Perhaps Enzyte, Avlimil and the rest of the Berkeley apothecary are working in a similar way.
University of California, San Francisco researchers recently tested the effectiveness of red clover extract — an ingredient of Avlimil — in reducing hot flashes. A supplement company called Novogen funded the research, hoping that its product would prove effective.
UCSF researcher Jeffrey Tice and his colleagues gave one form of the supplement to 84 women, and a slightly different formulation to another 84. A third group of 84 got a placebo.
The researchers found that both forms of red clover extract did indeed decrease hot flashes. But so did the placebo — and it worked equally well.

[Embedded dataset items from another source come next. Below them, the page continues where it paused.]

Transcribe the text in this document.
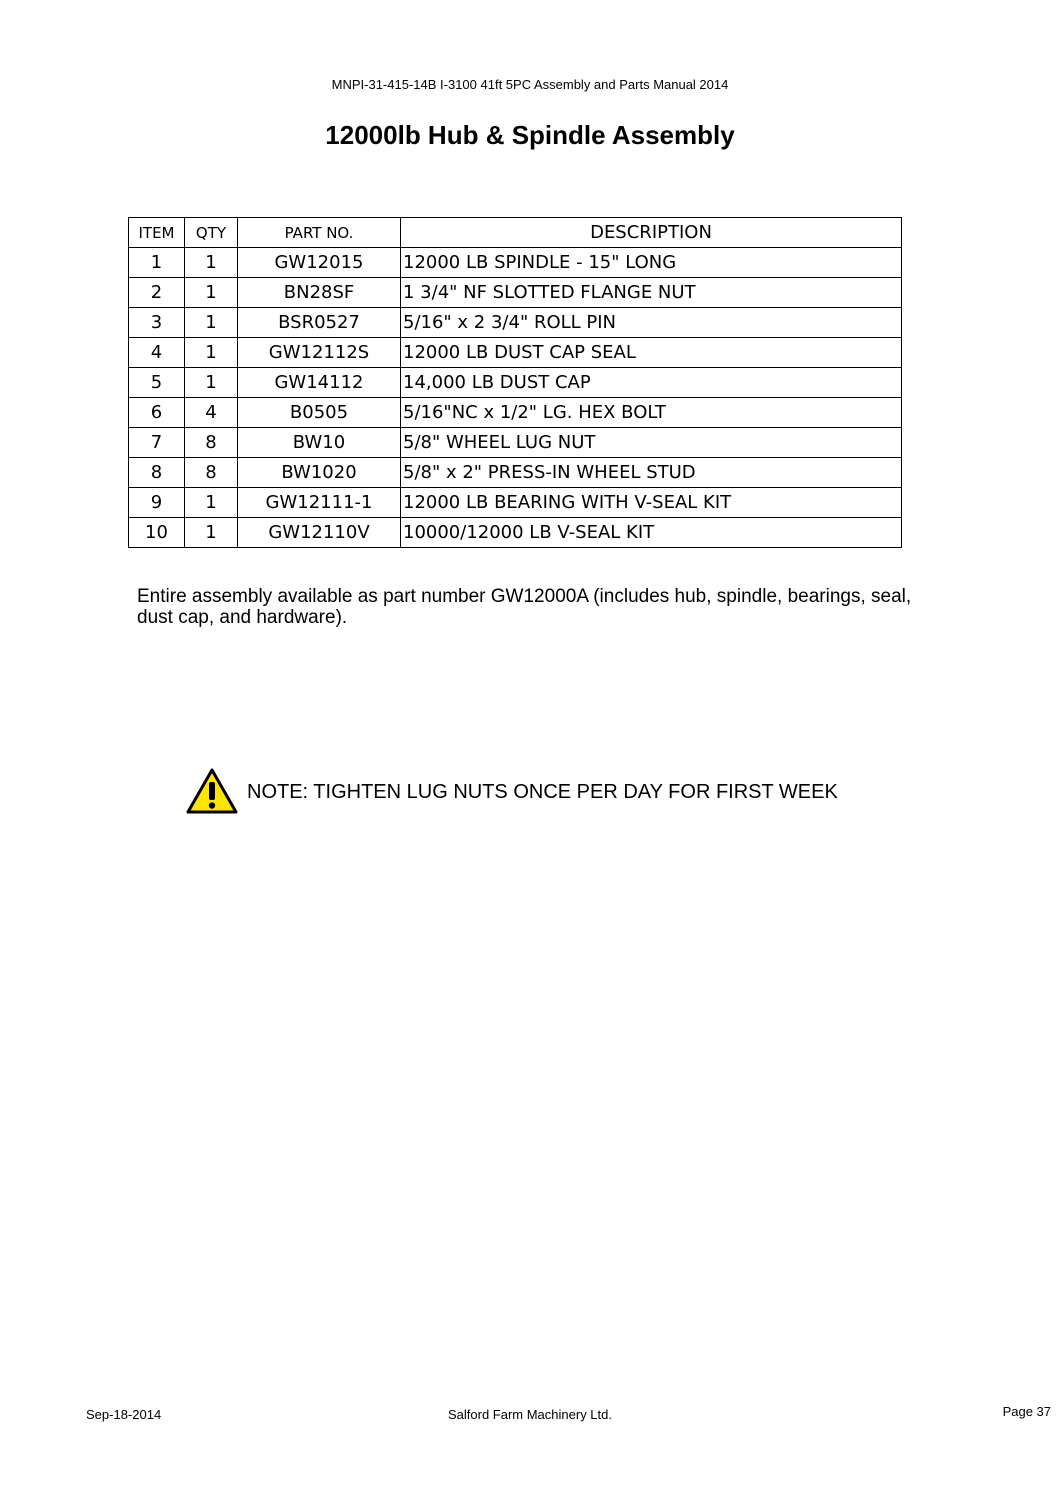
MNPI-31-415-14B I-3100 41ft 5PC Assembly and Parts Manual 2014
12000lb Hub & Spindle Assembly
ITEM	QTY	PART NO.	DESCRIPTION
1	1	GW12015	12000 LB SPINDLE - 15" LONG
2	1	BN28SF	1 3/4" NF SLOTTED FLANGE NUT
3	1	BSR0527	5/16" x 2 3/4" ROLL PIN
4	1	GW12112S	12000 LB DUST CAP SEAL
5	1	GW14112	14,000 LB DUST CAP
6	4	B0505	5/16"NC x 1/2" LG. HEX BOLT
7	8	BW10	5/8" WHEEL LUG NUT
8	8	BW1020	5/8" x 2" PRESS-IN WHEEL STUD
9	1	GW12111-1	12000 LB BEARING WITH V-SEAL KIT
10	1	GW12110V	10000/12000 LB V-SEAL KIT
Entire assembly available as part number GW12000A (includes hub, spindle, bearings, seal, dust cap, and hardware).
NOTE: TIGHTEN LUG NUTS ONCE PER DAY FOR FIRST WEEK
Sep-18-2014	Salford Farm Machinery Ltd.	Page 37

Because the placebo did just as well as the two forms of red clover, Tice and his colleagues wrote in the Journal of the American Medical Association, “neither supplement had a clinically important effect on hot flashes or other symptoms of menopause.”
Representatives of Novogen interpreted the results a different way, calling it “undeniable” that their product reduced hot flashes — which is true thanks to the placebo effect.
As for Berkeley’s products, Warshak considers it misguided to talk about effectiveness.
“It’s not about whether something works or doesn’t work,” he said. “It’s more about whether it can help or not.”